Shortly after arriving in Nottingham Patrick Bates, together with another Matthew Gray another former President of the Society set about developing and expanding urological services in the City. Patrick was an industrious fundraiser and was able to bring to Nottingham specialised equipment, which an impoverished National Health Service could ill afford. An accomplished surgeon in all aspects of urology he had a particular interest and expertise in the problems of incontinence in women. In later years his opinion was much valued in medico-legal cases.
His presidency is best remembered by the series of entertaining speakers he was able to persuade to come to the Society’s meetings.
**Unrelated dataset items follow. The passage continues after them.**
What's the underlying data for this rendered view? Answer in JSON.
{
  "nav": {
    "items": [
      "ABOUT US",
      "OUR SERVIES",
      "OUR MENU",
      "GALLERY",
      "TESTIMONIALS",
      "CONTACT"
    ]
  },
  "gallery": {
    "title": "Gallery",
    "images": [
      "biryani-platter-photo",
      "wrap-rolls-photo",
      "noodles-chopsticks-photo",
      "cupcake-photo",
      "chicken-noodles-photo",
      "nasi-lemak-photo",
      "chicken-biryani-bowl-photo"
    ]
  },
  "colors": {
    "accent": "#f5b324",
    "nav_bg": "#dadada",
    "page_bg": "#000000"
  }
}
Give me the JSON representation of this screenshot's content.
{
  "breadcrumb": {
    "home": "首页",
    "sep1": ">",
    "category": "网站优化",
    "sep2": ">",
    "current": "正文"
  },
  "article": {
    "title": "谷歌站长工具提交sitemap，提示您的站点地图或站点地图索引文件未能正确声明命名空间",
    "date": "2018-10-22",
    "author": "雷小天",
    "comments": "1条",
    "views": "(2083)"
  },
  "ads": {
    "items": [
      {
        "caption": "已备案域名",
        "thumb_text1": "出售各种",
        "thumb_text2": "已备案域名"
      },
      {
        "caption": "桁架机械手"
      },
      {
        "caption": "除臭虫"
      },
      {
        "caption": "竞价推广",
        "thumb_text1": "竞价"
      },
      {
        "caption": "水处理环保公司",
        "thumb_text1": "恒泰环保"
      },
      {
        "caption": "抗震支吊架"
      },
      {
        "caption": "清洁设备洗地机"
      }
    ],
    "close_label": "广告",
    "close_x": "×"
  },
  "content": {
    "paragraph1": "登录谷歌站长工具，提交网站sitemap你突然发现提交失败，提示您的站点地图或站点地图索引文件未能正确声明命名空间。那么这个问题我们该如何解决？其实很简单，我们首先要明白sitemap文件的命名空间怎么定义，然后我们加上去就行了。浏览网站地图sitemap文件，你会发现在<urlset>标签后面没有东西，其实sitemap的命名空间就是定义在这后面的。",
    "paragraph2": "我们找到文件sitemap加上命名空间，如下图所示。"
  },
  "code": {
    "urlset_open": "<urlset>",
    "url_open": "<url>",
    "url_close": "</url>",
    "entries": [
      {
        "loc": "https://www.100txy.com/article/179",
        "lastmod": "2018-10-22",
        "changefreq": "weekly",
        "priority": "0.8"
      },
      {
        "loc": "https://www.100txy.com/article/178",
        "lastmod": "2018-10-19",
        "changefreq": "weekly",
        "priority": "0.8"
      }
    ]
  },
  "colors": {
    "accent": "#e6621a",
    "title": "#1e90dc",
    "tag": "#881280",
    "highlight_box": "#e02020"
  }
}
Those who were present will never forget Kate Adie, the BBC Correspondent, who addressed the lecture theatre so crammed full of members that many had to sit on the steps.
Outside medicine Patrick Bates enjoyed a second life at his home in Burton Joyce where he developed and cultivated a beautiful garden. Such was his reputation that Christopher Lloyd described him, in the Sunday Times, as one of the best gardeners in the Midlands. He was much in demand to show visitors round the garden and to speak at gardening clubs.